Oggi le mie compagne di posto erano due giovani ragazze fresche di laurea. Hanno cominciato a raccontarsi delle varie vicissitudini che hanno preceduto il gran giorno: timori, scelta del vestito, piccoli inconvenienti tecnici. Non la smettevano più di parlare ma, per una volta, ho ascoltato con piacere le loro storie. Ho pensato a me, alla mia laurea mancata; venti esami su ventisei a Legge non sono pochi. Un traguardo che ho cominciato ad intravedere e che, sul più bello, si è fatto lontanissimo, impossibile da raggiungere.
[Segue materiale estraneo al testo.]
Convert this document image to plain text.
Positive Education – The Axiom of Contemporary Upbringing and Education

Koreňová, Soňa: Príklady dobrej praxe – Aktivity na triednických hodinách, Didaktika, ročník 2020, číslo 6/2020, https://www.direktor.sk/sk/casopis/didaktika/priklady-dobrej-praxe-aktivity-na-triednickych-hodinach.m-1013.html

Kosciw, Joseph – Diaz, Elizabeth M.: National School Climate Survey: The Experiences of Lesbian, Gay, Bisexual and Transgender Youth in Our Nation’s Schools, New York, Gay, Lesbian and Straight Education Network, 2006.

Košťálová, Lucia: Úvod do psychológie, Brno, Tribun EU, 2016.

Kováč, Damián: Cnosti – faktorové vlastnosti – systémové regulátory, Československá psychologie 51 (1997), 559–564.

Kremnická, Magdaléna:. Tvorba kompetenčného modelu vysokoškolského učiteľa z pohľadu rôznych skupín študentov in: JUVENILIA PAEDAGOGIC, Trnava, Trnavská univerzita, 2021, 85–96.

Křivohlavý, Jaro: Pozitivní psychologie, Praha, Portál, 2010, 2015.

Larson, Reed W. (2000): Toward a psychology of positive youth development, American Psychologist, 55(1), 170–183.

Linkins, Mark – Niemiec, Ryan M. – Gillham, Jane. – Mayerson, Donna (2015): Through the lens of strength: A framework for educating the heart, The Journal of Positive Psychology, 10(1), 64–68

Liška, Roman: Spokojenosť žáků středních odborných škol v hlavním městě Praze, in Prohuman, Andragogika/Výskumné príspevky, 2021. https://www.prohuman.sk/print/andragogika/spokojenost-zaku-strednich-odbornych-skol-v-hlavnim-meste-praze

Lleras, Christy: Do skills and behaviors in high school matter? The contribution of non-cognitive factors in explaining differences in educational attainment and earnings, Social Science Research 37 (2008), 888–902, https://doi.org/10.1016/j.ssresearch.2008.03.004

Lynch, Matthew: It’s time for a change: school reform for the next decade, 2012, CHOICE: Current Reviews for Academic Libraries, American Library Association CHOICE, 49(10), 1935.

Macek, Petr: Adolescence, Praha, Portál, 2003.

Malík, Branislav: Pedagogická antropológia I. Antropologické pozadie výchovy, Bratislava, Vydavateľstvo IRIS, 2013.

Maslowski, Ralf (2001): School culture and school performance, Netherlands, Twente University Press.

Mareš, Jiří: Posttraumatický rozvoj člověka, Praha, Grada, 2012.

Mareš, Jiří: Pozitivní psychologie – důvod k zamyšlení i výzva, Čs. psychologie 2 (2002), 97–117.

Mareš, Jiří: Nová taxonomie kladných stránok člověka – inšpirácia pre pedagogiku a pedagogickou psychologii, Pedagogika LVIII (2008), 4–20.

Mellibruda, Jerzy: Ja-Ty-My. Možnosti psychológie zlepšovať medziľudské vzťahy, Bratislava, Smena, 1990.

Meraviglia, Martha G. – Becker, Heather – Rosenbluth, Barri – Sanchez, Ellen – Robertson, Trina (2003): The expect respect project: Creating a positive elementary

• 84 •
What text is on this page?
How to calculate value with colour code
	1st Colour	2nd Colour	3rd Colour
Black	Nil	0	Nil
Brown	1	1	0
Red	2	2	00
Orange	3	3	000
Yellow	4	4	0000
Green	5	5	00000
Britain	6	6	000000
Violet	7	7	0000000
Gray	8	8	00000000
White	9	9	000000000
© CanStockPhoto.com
Rimpianto il mio. E di mia madre. Che fregatura diventare saggi e responsabili (non tutti eh?) quando la testa non ha più batterie e ciò che serve è solo una grande motivazione. Che grande fregatura. Ah, se fossi stato più uomo e meno attento ai problemi esistenziali! Gli stessi di ora, forse. Adesso però ho il mio posto sicuro, la mia vita monotona, la compagna chiamata abitudine. Dovremmo essere fatti per pensare a noi stessi e ai nostri obiettivi per il tempo necessario a conseguirli. Ciò che resta si potrebbe utilizzarlo anche per le seghe mentali, le questioni profonde. Prima veniamo noi, non c’è dubbio. Io ho sempre ragionato all’esatto contrario. E ora? Ora sono solo saggio, ascolto due compagne occasionali di viaggio e osservo la campagna dal finestrino. Con un sorriso malinconico.